The SHERPA project is funded by JISC and CURL under the FAIR Programme and aims to investigate issues to do with the future of scholarly communication and publishing. In particular, it is initiating the development of openly accessible institutional digital repositories of research output in a number of research universities.
The project is investigating the IPR, quality control and other key management issues associated with making the research literature freely available to the research community. Preservation activities include investigating the requirements for the long-term preservation of e-prints, including metadata requirements and economic models. This latter work is conducted by the Arts and Humanities Data Service.
The Arts and Humanities Data Service is a UK national service funded by the JISC and AHRB to collect, preserve and promote the electronic resources which result from research and teaching in the arts and humanities. By preserving collections the AHDS encourages further research and educational use of its collections. The identification and promotion of shared standards is critical to the AHDS's work.
Preserving and exchanging digital information relies upon their widespread adoption and the AHDS endeavours to use open standards and software wherever possible, including in the establishment of its own digital repository. The AHDS seeks to work in fruitful partnerships in order to enhance the production and preservation of high-quality digital resources of whatever type, and to use its skills and expertise in preservation for the benefit of the HE and FE communities.
In addition to the funding already supplied to the current SHERPA Project, the Consortium of University Research Libraries (CURL) Board has agreed to contribute a further sum of £25,000 to this project to fund participation from their members who are either development or associate partners in the SHERPA Project. The AHDS and the University of Nottingham will work with the SHERPA Management Board and the CURL Board to establish criteria for the selection of a further three partners to work with the project. SHERPA project partners will then be invited to submit a bid to the SHERPA Management Board to join this project.
The selection criteria will ensure that both DSpace and Eprints repositories are represented in order to ensure that the project tackles the preservation issues of the two most commonly used repository software applications. The criteria will also require that partners are well advanced in the establishment of their repository infrastructure, and that there is a broad spread of SHERPA partners, including the associate partners.
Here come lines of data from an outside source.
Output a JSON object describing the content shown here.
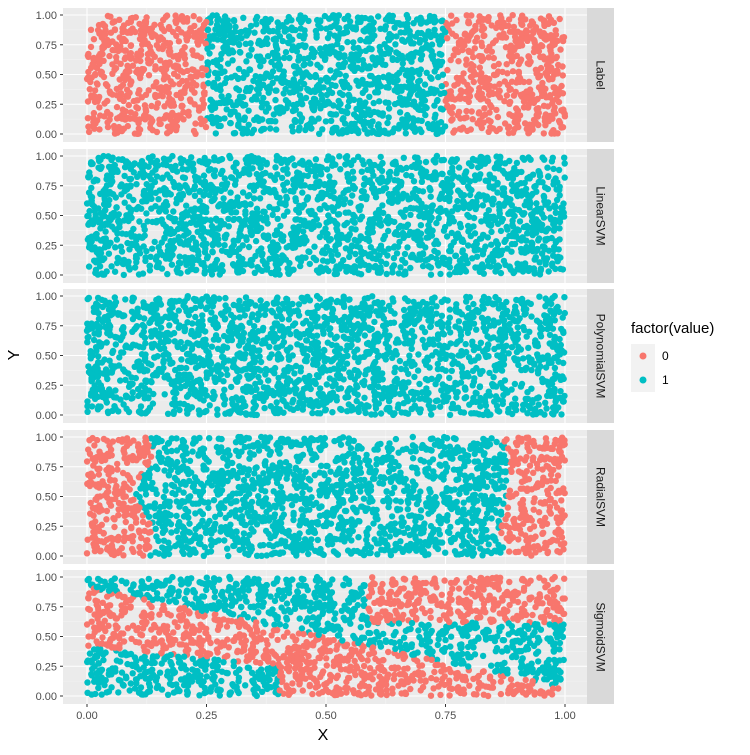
{
  "chart_data": {
    "type": "scatter",
    "title": "",
    "xlabel": "X",
    "ylabel": "Y",
    "xlim": [
      0,
      1
    ],
    "ylim": [
      0,
      1
    ],
    "x_ticks": [
      "0.00",
      "0.25",
      "0.50",
      "0.75",
      "1.00"
    ],
    "y_ticks": [
      "0.00",
      "0.25",
      "0.50",
      "0.75",
      "1.00"
    ],
    "grid": true,
    "facets": [
      "Label",
      "LinearSVM",
      "PolynomialSVM",
      "RadialSVM",
      "SigmoidSVM"
    ],
    "legend": {
      "title": "factor(value)",
      "position": "right",
      "entries": [
        {
          "label": "0",
          "color": "#F8766D"
        },
        {
          "label": "1",
          "color": "#00BFC4"
        }
      ]
    },
    "points_per_panel": 2000,
    "class_regions": {
      "Label": "value 0 where x < 0.25 or x > 0.75; otherwise 1",
      "LinearSVM": "all points value 1",
      "PolynomialSVM": "all points value 1",
      "RadialSVM": "value 0 where x < ~0.13 or x > ~0.87; otherwise 1",
      "SigmoidSVM": "value 0 in band between y = 0.92 - 0.85x and y = 0.42 - 0.42x (x < 0.4) / upper-right block x > ~0.58 & y > ~0.63; otherwise 1"
    }
  }
}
The successful bidders will be required to sign a partner agreement agreeing to contribute as required to the project and to abide by the requirements laid down by the JISC.
Project Governance
We propose that the current SHERPA Management Board be asked to act as the Management Board for this project to ensure the closest coordination between the original SHERPA project and this project. The Project will comply with JISC requirements and will report to the JISC Programme Manager as required.